What is hard money borrowing
Hard money is one way to borrow without traditional mortgage lenders. Loans come from individuals or investors who lend money (mostly) on the property that you use as collateral.
When credit needs to happen quickly, or when traditional lenders fail to approve a loan, hard money may be the only option. Let's check out how these loans work.
What is hard money
Most loans require proof that you can repay them.
Typically, lenders are interested in your credit scores and income to repay a loan. If you have a solid history of responsible borrowing and the ability to repay loans (as measured by your debt to income ratio), you will be eligible for a loan.
Getting approved with a traditional lender is a painfully slow process - even with great credit scores and lots of income. If you have negative points on your credit reports (or an income that is difficult to verify to your lender satisfaction), the process will take even longer and you may never get approved.
Hard money lenders take a different approach: They lend out loans based on the collateralization of the loan and they are less concerned about your repayment ability. When something goes wrong and you can't repay, tough money lenders plan to get their money back by taking the collateral and selling it. The value of the collateral is more important than your financial position.
Hard money loans are usually short-term loans with a term of one to five years. You wouldn't want to hold onto it any longer because the interest rates on hard money are generally higher than on traditional loans.
Why Use Hard Money?
If hard money is expensive, why should you use it?
Hard money has its place for certain borrowers who cannot get traditional funding when they need it.
Speed: Because the lender is primarily focused on collateral (and less concerned with your financial condition), hard money loans can be closed out faster than traditional loans. Lenders prefer not to take possession of your property, but they don't have to spend as much time completing a loan application with a fine tooth comb to check your income, check bank statements, and so on. Once you have a relationship with a lender, the process can move quickly, giving you the opportunity to close deals that others can't (this is especially important in hot, multi-offer markets).
Flexibility: Hard money arrangements can also be more flexible than traditional loan arrangements. Lenders do not use a standardized underwriting process. Instead, they evaluate each deal individually. Depending on your situation, you might be able to tweak things like the repayment schedules; you could borrow from someone who is willing to speak - not a big company with strict guidelines.
Approval: The most important factor for lenders is security. When you buy an investment property, the lender borrows as much as the property is worth.
If you need to borrow against another property that you own, that property's value is what the lender will take care of. If you have a foreclosure or other negative items on your credit report, it matters much less - some lenders may not even look at your credit (although many lenders will ask about your personal finances).

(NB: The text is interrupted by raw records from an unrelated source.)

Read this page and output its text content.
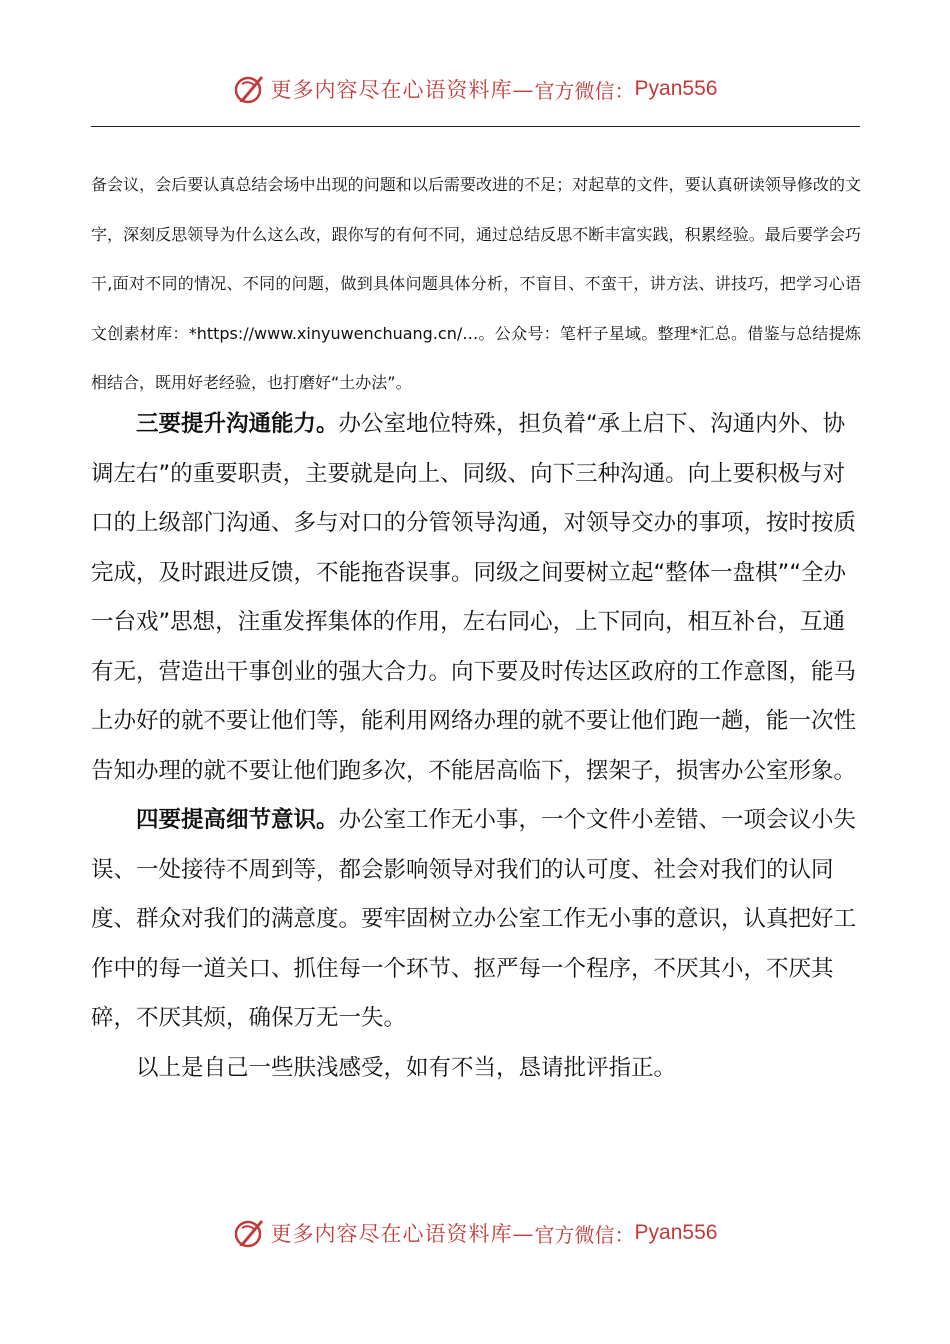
更多内容尽在心语资料库— 官方微信： Pyan556

备会议，会后要认真总结会场中出现的问题和以后需要改进的不足；对起草的文件，要认真研读领导修改的文字，深刻反思领导为什么这么改，跟你写的有何不同，通过总结反思不断丰富实践，积累经验。最后要学会巧干,面对不同的情况、不同的问题，做到具体问题具体分析，不盲目、不蛮干，讲方法、讲技巧，把学习心语文创素材库：*https://www.xinyuwenchuang.cn/…。公众号：笔杆子星域。整理*汇总。借鉴与总结提炼相结合，既用好老经验，也打磨好“土办法”。

三要提升沟通能力。办公室地位特殊，担负着“承上启下、沟通内外、协调左右”的重要职责，主要就是向上、同级、向下三种沟通。向上要积极与对口的上级部门沟通、多与对口的分管领导沟通，对领导交办的事项，按时按质完成，及时跟进反馈，不能拖沓误事。同级之间要树立起“整体一盘棋”“全办一台戏”思想，注重发挥集体的作用，左右同心，上下同向，相互补台，互通有无，营造出干事创业的强大合力。向下要及时传达区政府的工作意图，能马上办好的就不要让他们等，能利用网络办理的就不要让他们跑一趟，能一次性告知办理的就不要让他们跑多次，不能居高临下，摆架子，损害办公室形象。

四要提高细节意识。办公室工作无小事，一个文件小差错、一项会议小失误、一处接待不周到等，都会影响领导对我们的认可度、社会对我们的认同度、群众对我们的满意度。要牢固树立办公室工作无小事的意识，认真把好工作中的每一道关口、抓住每一个环节、抠严每一个程序，不厌其小，不厌其碎，不厌其烦，确保万无一失。

以上是自己一些肤浅感受，如有不当，恳请批评指正。

更多内容尽在心语资料库— 官方微信： Pyan556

Most hard money lenders keep loan-to-value ratios (LTV ratios) relatively low. Your maximum LTV ratio could be between 50% and 70%. Hence, in order to qualify for hard money, you need assets. With odds this low, lenders know they can sell your property fast and have a decent shot at getting their money back.
When does hard money make sense?
Hard cash loans are most useful for short-term loans. Fix-and-flip investors are a good example of hard money users: they only own a property long enough to keep it going in value - they don't live there forever.
They sell the property and often repay the loan within a year. It is possible to use hard cash to get into and stay in a property, but you would want to refinance as soon as you can get a better loan.
Hard Money Cons
Hard money is not perfect. While it seems simple - one asset is backing up credit so everyone is safe - hard money is just one option. It's expensive so things have to go according to plan for the profits to materialize. Hard money works differently than loans you might have used in the past: lenders might use more conservative methods of valuing real estate than you expect. Learn about hard money pitfalls.
Costs: Coin loans are expensive. If you can qualify for other forms of finance, these loans could get you ahead. For example, FHA loans allow you to borrow even with less than perfect credit. Expect to pay double digit interest rates on hard money, and you might as well pay origination fees of multiple points to get funded.
If you can't be eligible for a loan because your property needs serious repairs, an FHA 203k loan could pay for a refurbishment at a lower cost.
Find hard moneylenders
In order to borrow money, you need to contact investors. Find out who is borrowing money based on collateral in your area. Local real estate agents and real estate investing groups are good sources of names. Reach out to some lenders, discuss your needs, and develop a relationship so that you can fund projects quickly and easily when the time comes.